German football club

1. FC Sand is a German association football club from the town of Sand am Main, Bavaria.

==History==
The club was established on 27 March 1920 and first came to note with their rise to the Landesliga Bayern-Nord in 1981. The club lasted for only three seasons at this level but made an immediate return after relegation. After returning to the Landesliga in 1985, the first six seasons were a constant struggle for survival. The club greatly improved from 1991 onwards and would only finish in the bottom half of the table on one more occasion, in 2008. Nevertheless, it took the side until 2000 to achieve another promotion when they captured the title in the Landesliga and were promoted to the Bayernliga (IV) where they spent two seasons (2000–02) before returning to the Landesliga.

At the end of the 2011–12 season the club qualified directly for the newly expanded Bayernliga after finishing sixth in the Landesliga. It lasted for only one season at this level before being relegated again back to the Landesliga. After two seasons at this level the club finished runners-up in the league in 2015 and qualified for the promotion round.
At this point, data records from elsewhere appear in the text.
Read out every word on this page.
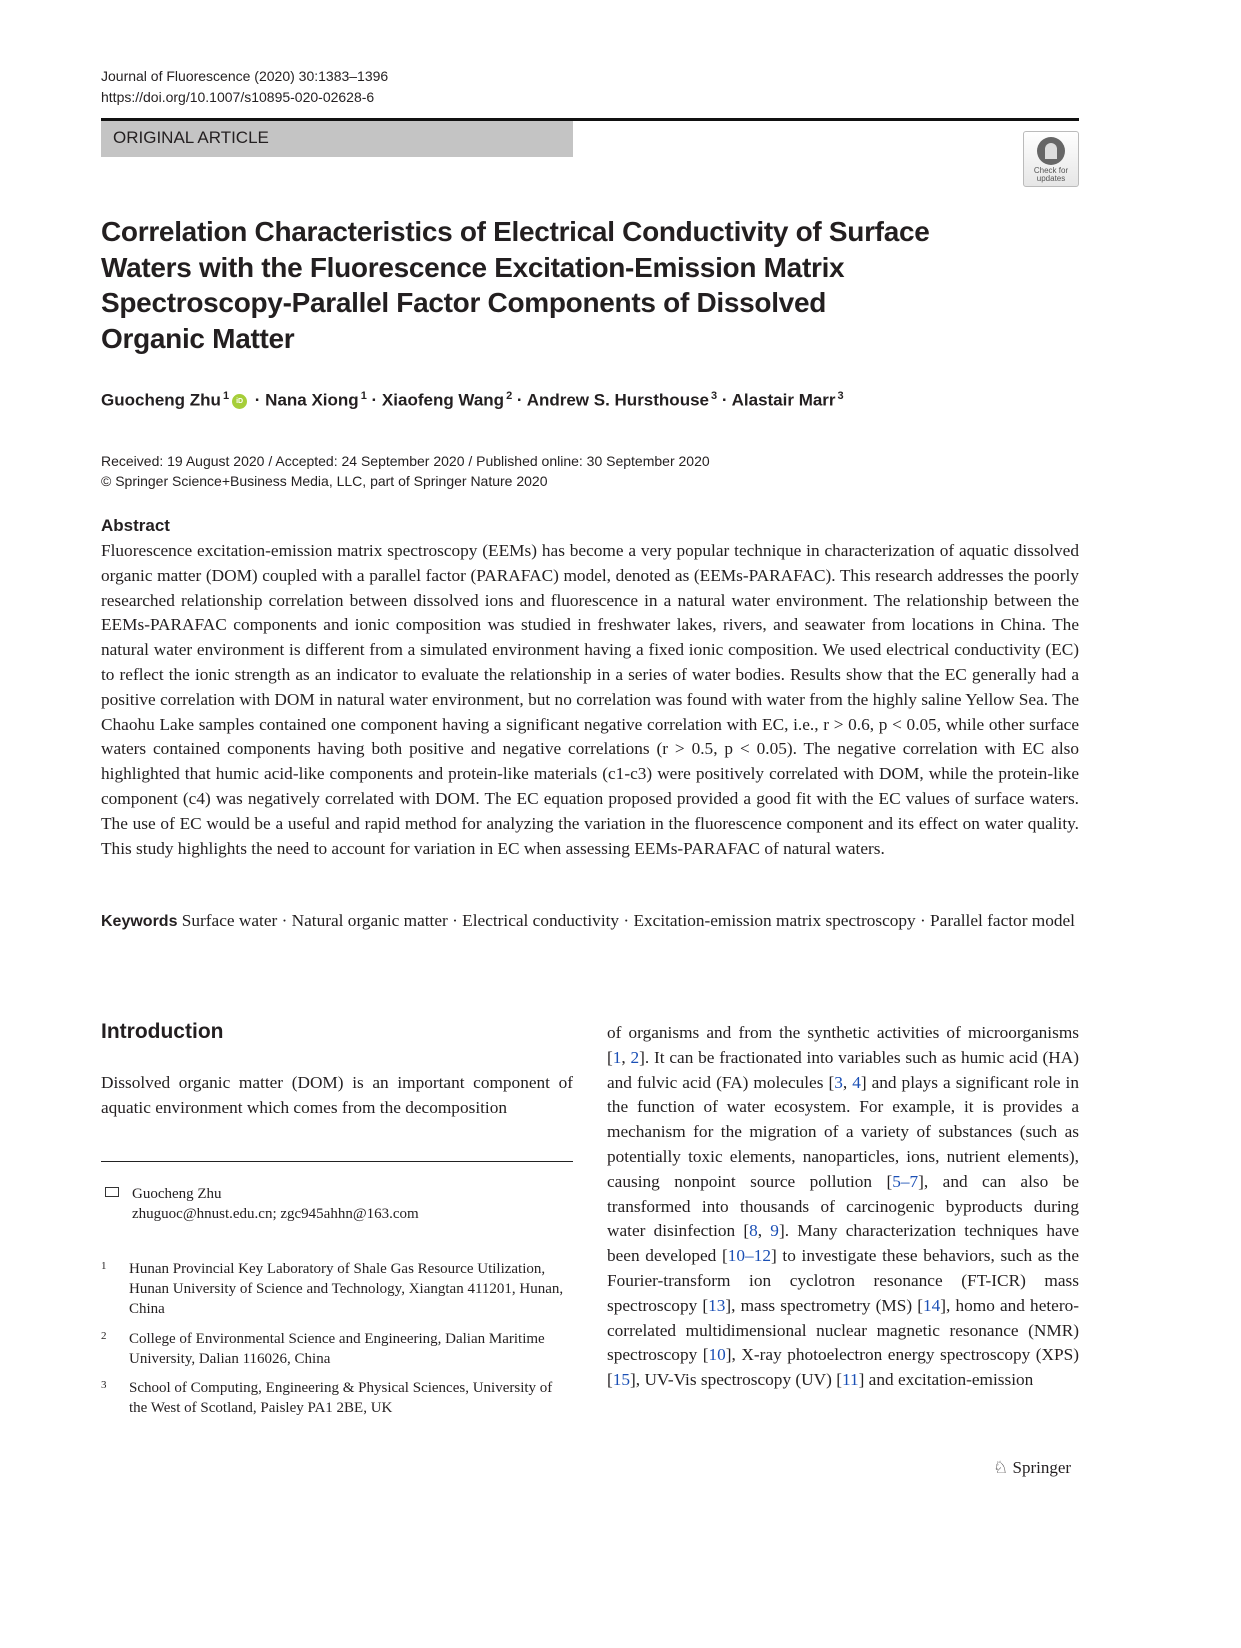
Journal of Fluorescence (2020) 30:1383–1396
https://doi.org/10.1007/s10895-020-02628-6
ORIGINAL ARTICLE
Check for updates
Correlation Characteristics of Electrical Conductivity of Surface
Waters with the Fluorescence Excitation-Emission Matrix
Spectroscopy-Parallel Factor Components of Dissolved
Organic Matter
Guocheng Zhu $^1$ iD · Nana Xiong $^1$ · Xiaofeng Wang $^2$ · Andrew S. Hursthouse $^3$ · Alastair Marr $^3$
Received: 19 August 2020 / Accepted: 24 September 2020 / Published online: 30 September 2020
© Springer Science+Business Media, LLC, part of Springer Nature 2020
Abstract
Fluorescence excitation-emission matrix spectroscopy (EEMs) has become a very popular technique in characterization of aquatic dissolved organic matter (DOM) coupled with a parallel factor (PARAFAC) model, denoted as (EEMs-PARAFAC). This research addresses the poorly researched relationship correlation between dissolved ions and fluorescence in a natural water environment. The relationship between the EEMs-PARAFAC components and ionic composition was studied in freshwater lakes, rivers, and seawater from locations in China. The natural water environment is different from a simulated environment having a fixed ionic composition. We used electrical conductivity (EC) to reflect the ionic strength as an indicator to evaluate the relationship in a series of water bodies. Results show that the EC generally had a positive correlation with DOM in natural water environment, but no correlation was found with water from the highly saline Yellow Sea. The Chaohu Lake samples contained one component having a significant negative correlation with EC, i.e., r > 0.6, p < 0.05, while other surface waters contained components having both positive and negative correlations (r > 0.5, p < 0.05). The negative correlation with EC also highlighted that humic acid-like components and protein-like materials (c1-c3) were positively correlated with DOM, while the protein-like component (c4) was negatively correlated with DOM. The EC equation proposed provided a good fit with the EC values of surface waters. The use of EC would be a useful and rapid method for analyzing the variation in the fluorescence component and its effect on water quality. This study highlights the need to account for variation in EC when assessing EEMs-PARAFAC of natural waters.
Keywords Surface water · Natural organic matter · Electrical conductivity · Excitation-emission matrix spectroscopy · Parallel factor model
Introduction
Dissolved organic matter (DOM) is an important component of aquatic environment which comes from the decomposition
of organisms and from the synthetic activities of microorganisms [1, 2]. It can be fractionated into variables such as humic acid (HA) and fulvic acid (FA) molecules [3, 4] and plays a significant role in the function of water ecosystem. For example, it is provides a mechanism for the migration of a variety of substances (such as potentially toxic elements, nanoparticles, ions, nutrient elements), causing nonpoint source pollution [5–7], and can also be transformed into thousands of carcinogenic byproducts during water disinfection [8, 9]. Many characterization techniques have been developed [10–12] to investigate these behaviors, such as the Fourier-transform ion cyclotron resonance (FT-ICR) mass spectroscopy [13], mass spectrometry (MS) [14], homo and hetero-correlated multidimensional nuclear magnetic resonance (NMR) spectroscopy [10], X-ray photoelectron energy spectroscopy (XPS) [15], UV-Vis spectroscopy (UV) [11] and excitation-emission
Guocheng Zhu
zhuguoc@hnust.edu.cn; zgc945ahhn@163.com
1 Hunan Provincial Key Laboratory of Shale Gas Resource Utilization, Hunan University of Science and Technology, Xiangtan 411201, Hunan, China
2 College of Environmental Science and Engineering, Dalian Maritime University, Dalian 116026, China
3 School of Computing, Engineering & Physical Sciences, University of the West of Scotland, Paisley PA1 2BE, UK
♘ Springer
After two victories over SpVgg Selbitz Sand earned promotion back to the Bayernliga.

==Honours==
The club's honours:
- Landesliga Bayern-Nord
  - Champions: 2000
  - Runners-up: 2009
- Landesliga Bayern-Nordwest
  - Runners-up: 2015
- Unterfranken Cup
  - Winners: 2004

==Recent managers==
Recent managers of the club:

| Manager | Start | Finish |
|---|---|---|
| Erwin Albert | 2008 | June 2014 |
| Bernd Eigner | June 2014 | Present |

==Recent seasons==
The recent season-by-season performance of the club:

| Season | Division | Tier | Position |
| 1999–2000 | Landesliga Bayern-Nord | V | 1st ↑ |
| 2000–01 | Bayernliga | IV | 11th |
| 2001–02 | Bayernliga | 16th ↓ |
| 2002–03 | Landesliga Bayern-Nord | V | 9th |
| 2003–04 | Landesliga Bayern-Nord | 3rd |
| 2004–05 | Landesliga Bayern-Nord | 3rd |
| 2005–06 | Landesliga Bayern-Nord | 3rd |
| 2006–07 | Landesliga Bayern-Nord | 3rd |
| 2007–08 | Landesliga Bayern-Nord | 10th |
| 2008–09 | Landesliga Bayern-Nord | VI | 2nd |
| 2009–10 | Landesliga Bayern-Nord | 6th |
| 2010–11 | Landesliga Bayern-Nord | 3rd |
| 2011–12 | Landesliga Bayern-Nord | 6th ↑ |
| 2012–13 | Bayernliga Nord | V | 17th ↓ |
| 2013–14 | Landesliga Bayern-Nordwest | VI | 5th |
| 2014–15 | Landesliga Bayern-Nordwest | 2nd ↑ |
| 2015–16 | Bayernliga Nord | V | 9th |
| 2016–17 | Bayernliga Nord | 7th |
| 2017–18 | Bayernliga Nord | 15th |
| 2018–19 | Bayernliga Nord | 14th |
| 2019–21 | Bayernliga Nord | 15th |
| 2021–22 | Bayernliga Nord | 18th ↓ |
| 2022–23 | Landesliga Bayern-Nordwest |  |

- With the introduction of the Bezirksoberligas in 1988 as the new fifth tier, below the Landesligas, all leagues below dropped one tier. With the introduction of the Regionalligas in 1994 and the 3. Liga in 2008 as the new third tier, below the 2. Bundesliga, all leagues below dropped one tier. With the establishment of the Regionalliga Bayern as the new fourth tier in Bavaria in 2012 the Bayernliga was split into a northern and a southern division, the number of Landesligas expanded from three to five and the Bezirksoberligas abolished. All leagues from the Bezirksligas onward were elevated one tier.